In 1946, grocery stores began stocking the patented “burping” plasticware that would come to revolutionize the world of leftovers. A polyethylene brainchild of Earl Tupper, the Tupperware Seal of Freshness has also become a seal of American ingenuity—and at the Tupperware Confidence Center, a statue of an actual seal.
“Tuppy” the Tupperware seal is just one of the many wonders of the museum housed at the company’s headquarters in Kissimmee, Florida. Keen observers will note that the stone personification is, in fact, a sea lion and not a seal, but reality has never stood in the way of a good marketing campaign.
Under Tuppy’s watchful gaze, visitors can unlid the vast history of the durable container brand by perusing plastic porringers, vintage dining sets, an early molding machine, and even the company’s breakthrough product, the Wonderbowl. Alongside vintage machinery and products, there’s also a wide array of colorful, touchscreen displays, some of which demonstrate how lightweight, airtight storage has shaped dining, leftovers, and beyond.
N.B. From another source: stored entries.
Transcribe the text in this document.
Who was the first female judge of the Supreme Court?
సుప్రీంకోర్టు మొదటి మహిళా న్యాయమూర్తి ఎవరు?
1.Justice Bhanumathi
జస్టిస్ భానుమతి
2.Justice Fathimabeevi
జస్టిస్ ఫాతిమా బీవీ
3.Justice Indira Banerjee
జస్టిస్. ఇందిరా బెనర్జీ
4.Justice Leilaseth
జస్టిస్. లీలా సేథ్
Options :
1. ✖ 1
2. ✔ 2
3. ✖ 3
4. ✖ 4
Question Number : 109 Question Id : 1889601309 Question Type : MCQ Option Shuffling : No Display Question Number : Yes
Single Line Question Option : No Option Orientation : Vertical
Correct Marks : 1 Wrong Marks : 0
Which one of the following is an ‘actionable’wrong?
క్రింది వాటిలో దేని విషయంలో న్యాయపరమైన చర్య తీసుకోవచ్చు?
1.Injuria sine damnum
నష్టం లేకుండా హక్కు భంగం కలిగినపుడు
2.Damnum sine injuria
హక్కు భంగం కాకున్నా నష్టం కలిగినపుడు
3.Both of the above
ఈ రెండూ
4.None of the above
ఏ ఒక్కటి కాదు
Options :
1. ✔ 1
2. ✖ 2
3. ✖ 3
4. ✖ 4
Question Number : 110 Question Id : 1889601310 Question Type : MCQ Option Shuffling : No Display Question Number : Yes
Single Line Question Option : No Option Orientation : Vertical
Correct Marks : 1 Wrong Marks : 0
Visitors might wonder why the space is called is called a “confidence center.” This is tied to the company’s “chain of confidence” campaign of empowering women, which is also celebrated in the museum. The entrance features a tribute to Brownie Wise, the woman behind the “Tupperware Party,” an event by and for women focused on selling the product. She eventually became Tupperware’s vice president of marketing, and the first woman to be featured on the cover of Businessweek. While Wise was essential to Tupperware’s success, she often clashed with Earl Tupper, and he forced her out of the company in 1958. Still, she left an indelible mark and inspired generations of businesswomen.
If, by the end of your journey through the museum, you’d like to find some functional containers of your own, swing by the Tupperware Gallery, connected to the museum. And if you’re feeling brave, the museum allegedly harbors a Tupperware casket, but you’ll have to request to see it, as they tend to keep a tight lid on it.